Regrettably, the visit seems to have triggered near-immediate negative consequences for Mongolia. The Financial Times reports that it led Beijing to cancel a meeting with Mongolian officials and (perhaps) prompted Chinese towns on the border with Mongolia to increase transport surcharges on coal and copper. Whatever the reason or combination of reasons for the surcharges, they’ve led Rio Tinto to suspend its shipments from Mongolia to China. Mongolian leaders estimate that the surcharges “on coal alone will cost it 30bn tugriks ($12m) a year,” which would be an unsustainable burden on a government already pleading for foreign aid.
While it will do little to alleviate the nation’s larger problems, Mongolia’s hardscrabble environment has led to dominance in one peculiar niche of the global economy: Sumo wrestling. For more on this, check out the excellent “How Mongolia Conquered Japanese Sumo,” published last month in The Wall Street Journal. The Journal notes that professional sumo wrestling exists only in Japan, but that Mongolians are now so successful that they are virtually pushing their domestic counterparts out of the sport. Incredibly, according to the article, Mongolians won 56 of the 58 pro sumo tournaments from January 2006 to January 2016. This success has come despite local regulations that “effectively [ensure] that Japanese trainees outnumber foreign recruits 43 to 1.”

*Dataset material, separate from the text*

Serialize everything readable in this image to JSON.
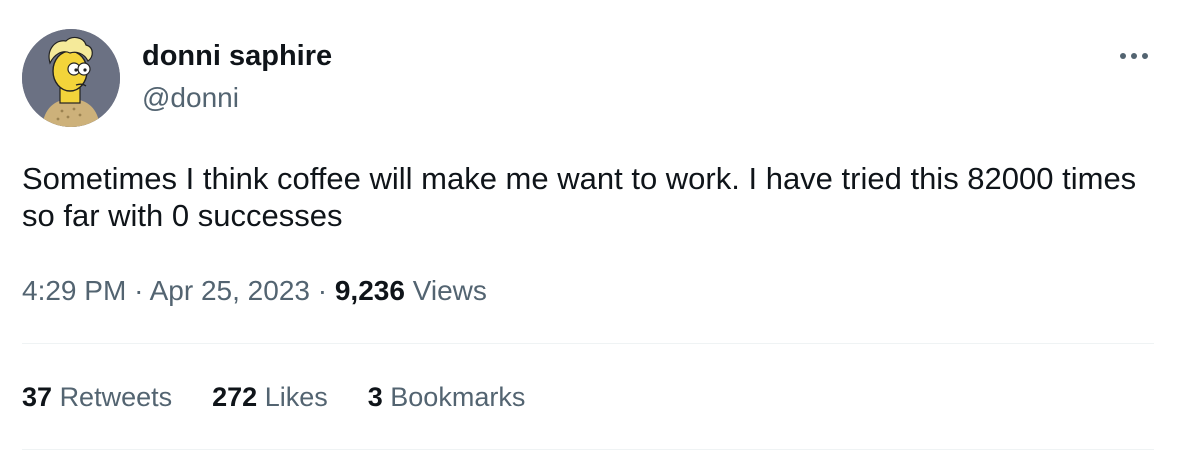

The article attributes the Mongolian wrestlers’ success largely to economic factors. The average Mongolian earns the equivalent of about $4,900 a year, far less than the average Japanese worker. A highly successful sumo wrestler earns about $400,000, which isn’t much of an incentive to the average young man in Japan, considering the years of sacrifice involved and slim chances of success. But $400,000 is a king’s ransom to your average Mongolian.
Given the success and evident physical talents and grit of Mongolian sumo wrestlers, I wouldn’t be surprised if an enterprising NFL team in need of interior linemen sends a scout to that remote region. There would be plenty of incentive for the local talent — the median NFL player salary last year was $860,000.